The study most similar to ours [6] found more pronounced mean differences for Physical Functioning, Role Functioning, Cognitive Functioning, Social Functioning and Fatigue (all between 5 and 10 points). With the exception of Physical Functioning, these scales showed also only a moderate proportion of exact agreement. A slight difference to our study was the use of a previous version of the QLQ-C30 in the study by Sneeuw et al. [6] that employed a dichotomous response format for the scales Physical Functioning and Role Functioning.
Proxies' relationship with the patient, age, gender and culture showed no significant association with rater agreement. But agreement was worse in patients with mental confusion, cognitive impairments and motor deficits. We think that the finding that rater agreement is low in patients with severe cognitive impairments should not be considered per se as an indication for inaccurate proxy rating. It might also reflect patients' inability to report on their condition. On the other hand, it may as well be difficult for proxies to understand the individual consequences of cognitive decline. Additional clinical variables as more objective criteria may be helpful in evaluating rater disagreement in this patient group.
In a recent study by Brown et al. [21] on rater agreement in patients with newly diagnosed high-grade gliomas proxy-ratings by a caregiver chosen by the patient himself also showed good congruence.

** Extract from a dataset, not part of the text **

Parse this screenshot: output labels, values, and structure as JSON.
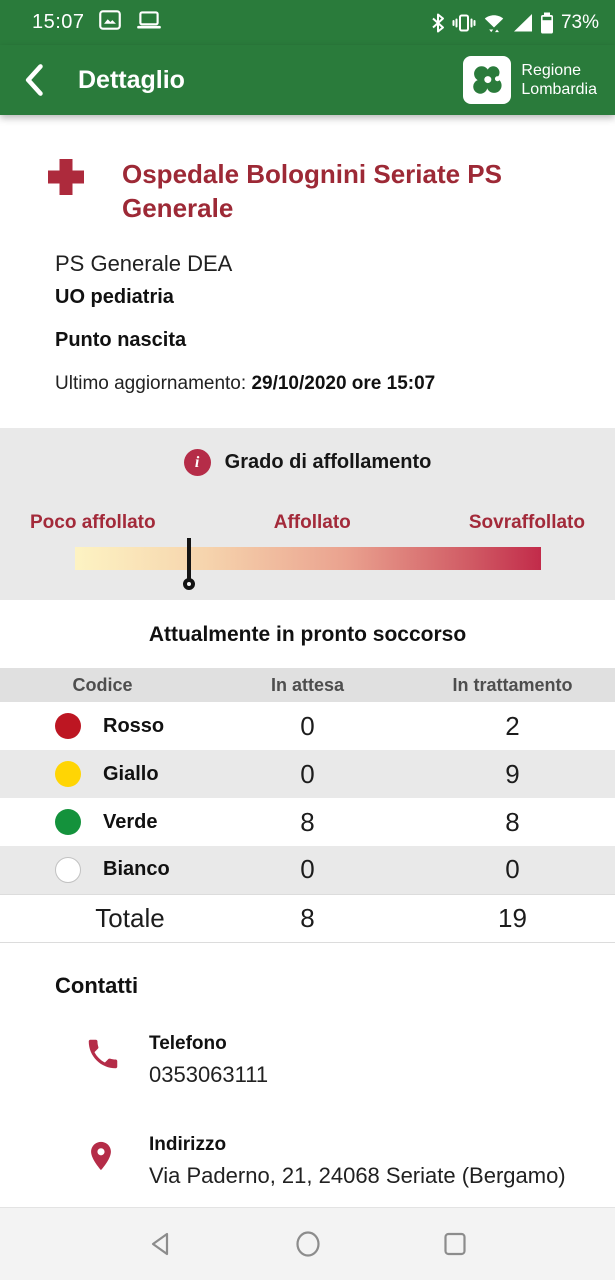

As QOL-instrument this study employed the FACT-Br [22]. Correlation between patient-ratings and caregiver-ratings was 0.63 at baseline and 0.64 at 2 and 4 months follow-up, percentage of agreement (+/- 10 points on a scale ranging from 0 to 100) was 63-68% at the three assessment time points.
With regard to type of proxy-rating, proxy-raters can not only differ in their relation to the patient (significant other, treating physician, caregiver etc.) but also in the perspective they take towards the patient. Gundy and Aaronson [23] investigated whether or not there are differences in proxy-ratings if the proxy rates the patient taking the patient's perspective or if he makes his own assessment of the patient. No differences with regard to bias were found between both types of ratings, although it should be mentioned that the study might have been not sufficiently powered to detect possible differences between these types of ratings.

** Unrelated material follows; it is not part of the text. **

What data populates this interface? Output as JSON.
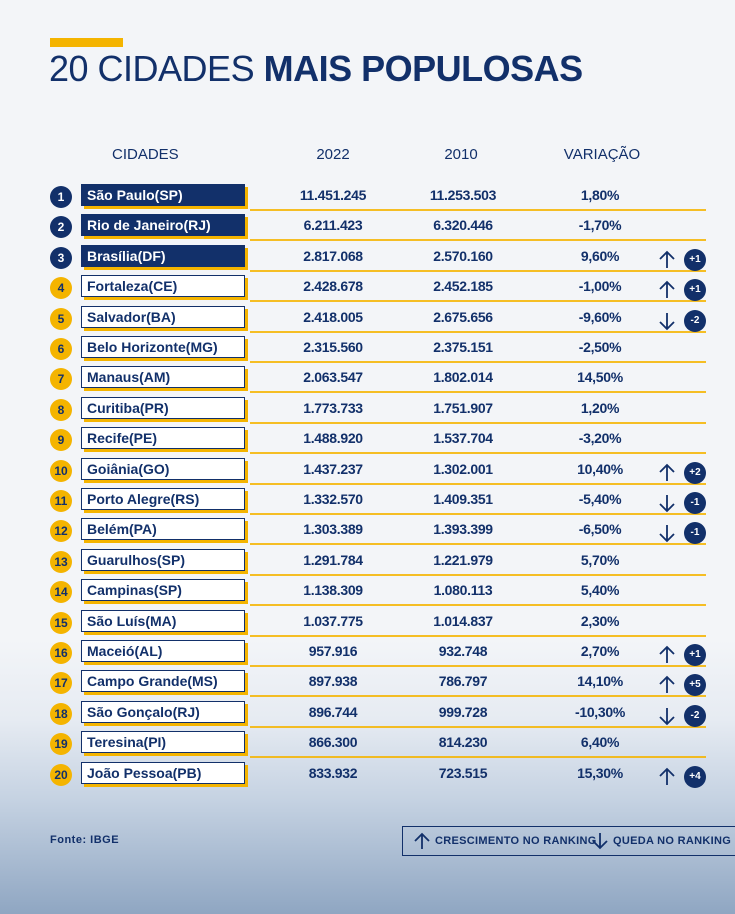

Taking our own findings and those from similar studies into account, the assessment of QOL in brain cancer patients through ratings from their significant others seems to be a feasible strategy to gain information about important aspects of a patient's QOL, if the patient is not able to provide information himself. However, in general rater agreement is lower for psychosocial issues compared to physical symptoms.
In a research context proxy ratings may allow to reduce bias from patients droping out of studies because of deteriorating health and in a clinical context proxy-ratings could contribute to medical decision making. Future research, should further evaluate the impact of patient and proxy characteristics on rater agreement and include further criteria for accuracy of proxy ratings.